Intentions : « The following case study describes the evolution of art therapy sessions with Martin (a pseudonym), a 9 year-old child diagnosed with an attachment disorder. » (p. 23)
Échantillon/Matériau : Case study : Martin, a 9 year-old boy.
Type de traitement des données : Analyse de contenu
« This research paper explores the expression of attachment patterns in drawings. It begins by giving an overview of attachment theory, particularly reviewing Bowlby’s concept of internal working models of relationships and Fonagy’s ideas on the development of children’s perception of themselves as thinking and feeling beings.

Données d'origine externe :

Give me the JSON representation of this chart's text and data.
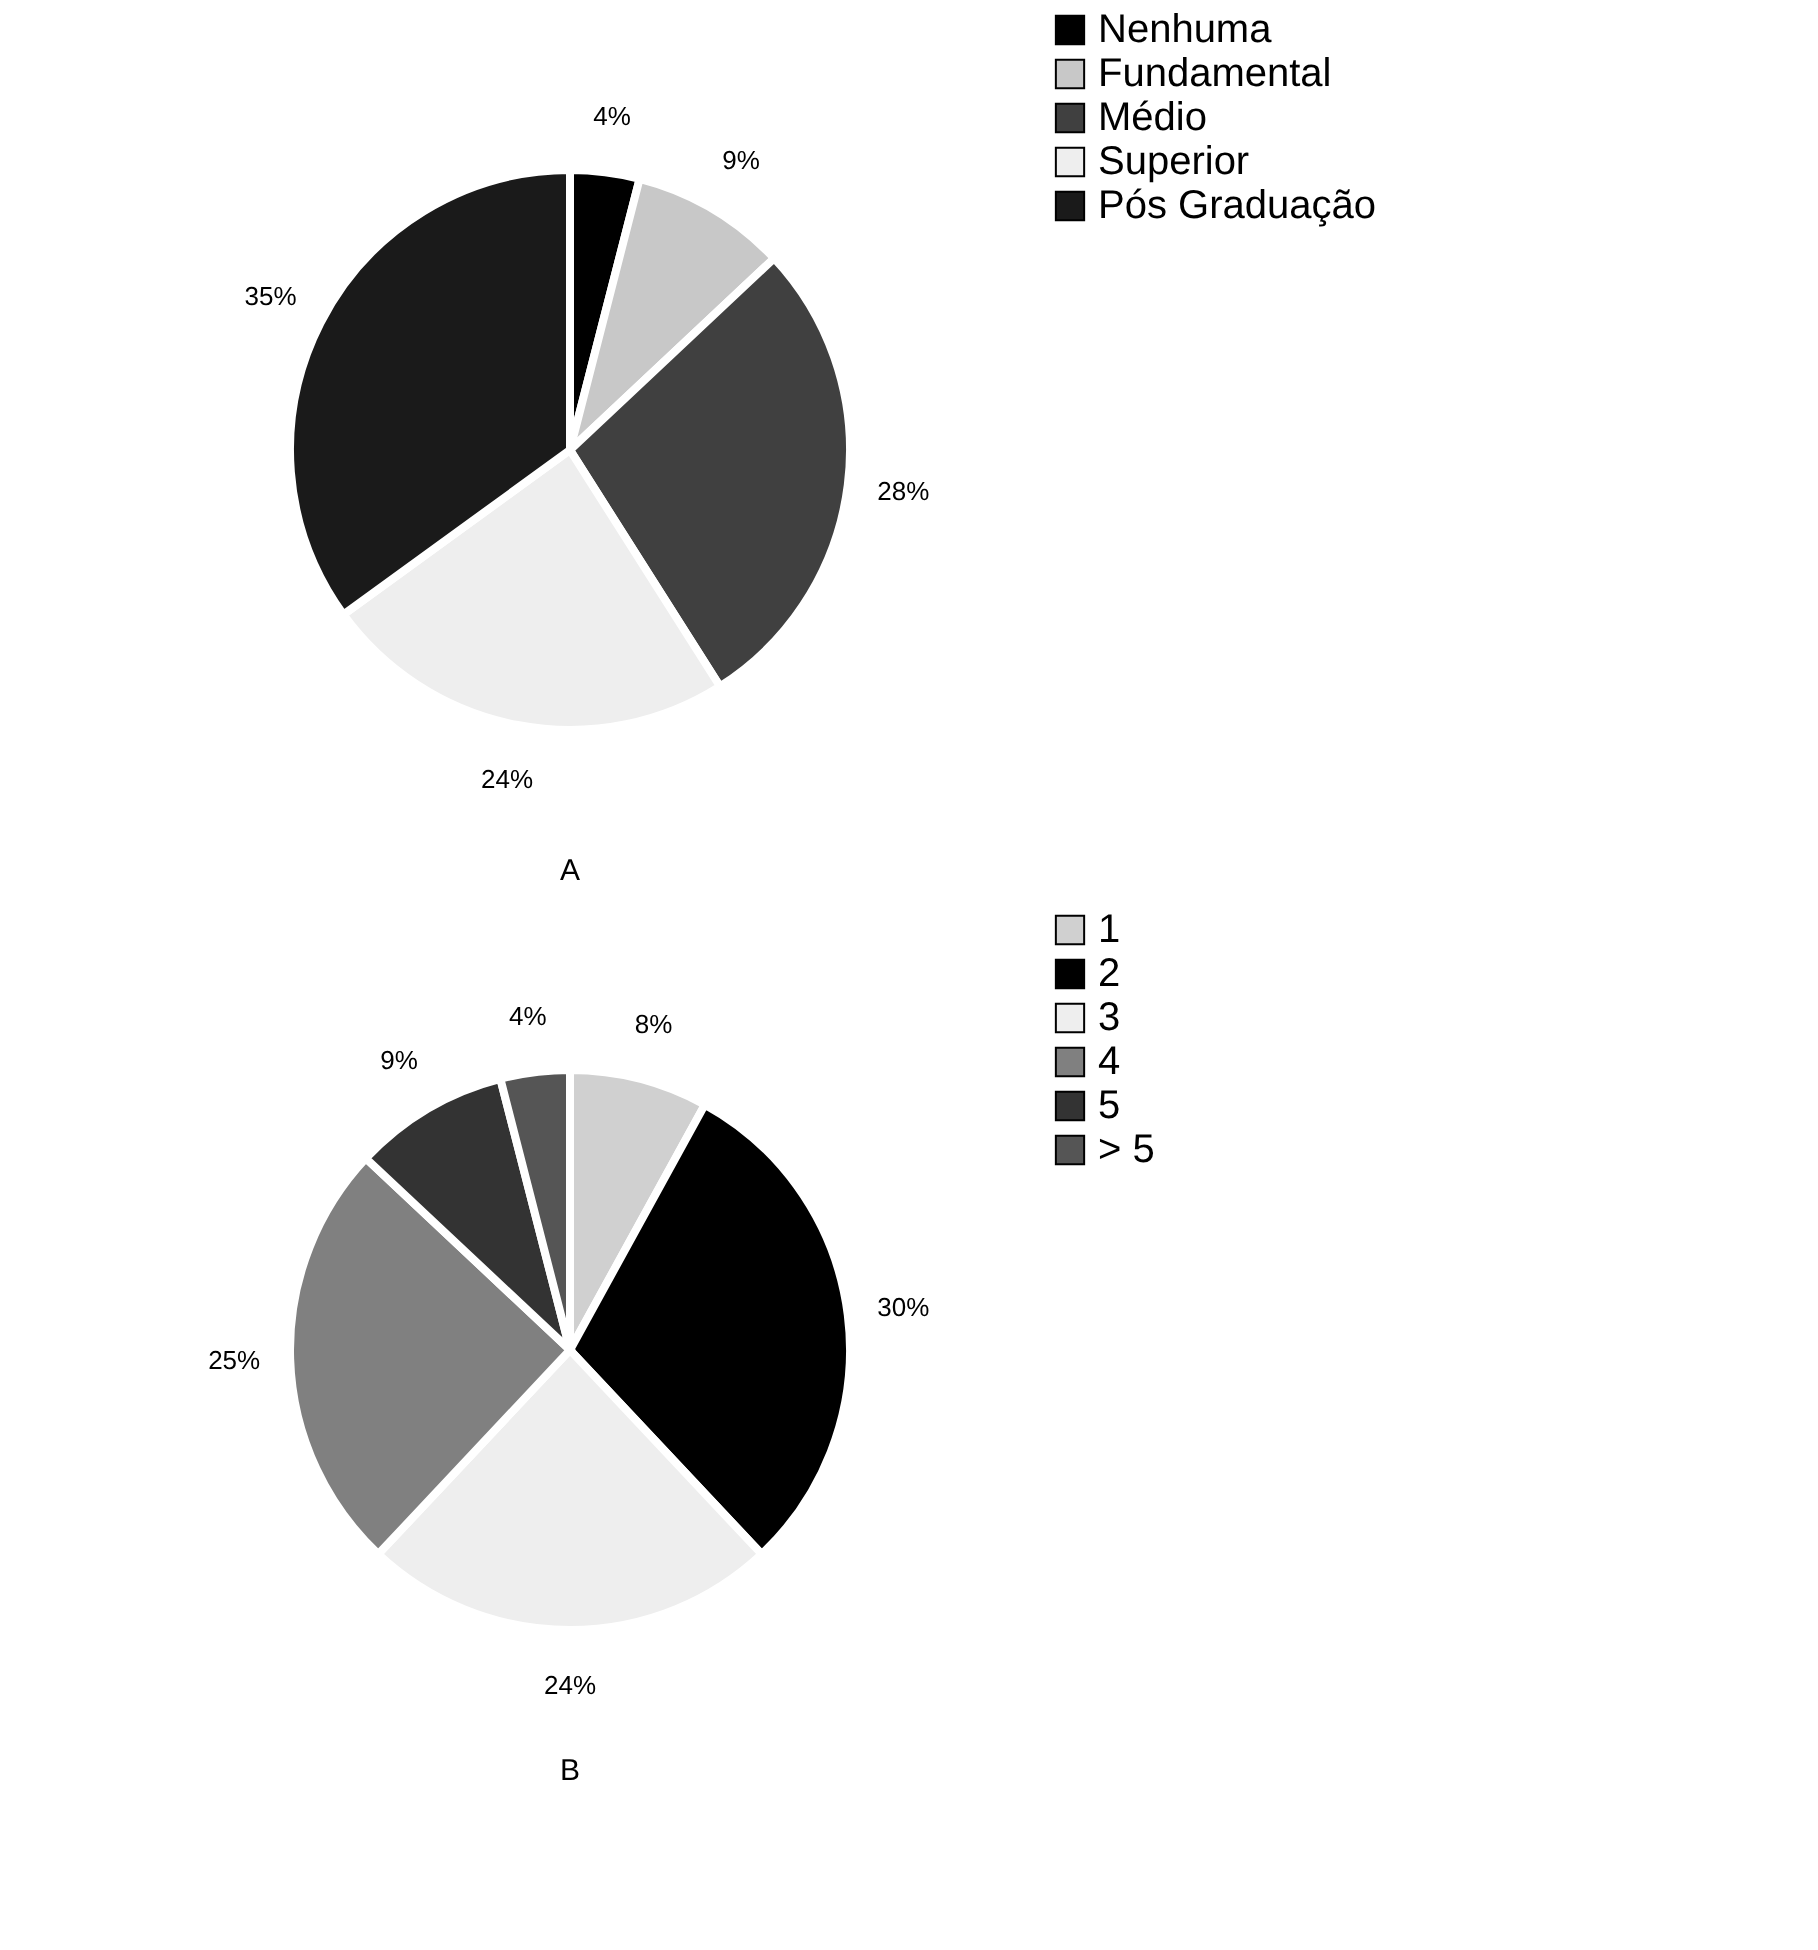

Current applications of attachment theory in art therapy research are also summarised. These concepts are then illustrated with the case study of a 9 year-old boy diagnosed with disrupted attachment attention deficit hyperactivity disorder and conduct disorder. The Family Drawing Checklist (FDC) devised by Fury (1996; Fury, Carlson & Sroufe, 1997) to categorise family drawings according to attachment type is used to analyse this boy’s family portrait as well as the drawings he made in his individual art therapy sessions. These results classify his work as being insecurely attached but without distinguishing between insecure attachment types. The Kerns Security Scale (KSS) constructed by Kerns, Klepac & Coles (1996) is also utilised to glean more information about his attachment status its results show that he is securely attached to his father but insecurely attached to his mother. Links between this child’s artistic production, his attachment patterns, and the results of the FOC and the KSS, support the blend of art therapy and attachment theory when treating children with attachment disorders. » (p. iii)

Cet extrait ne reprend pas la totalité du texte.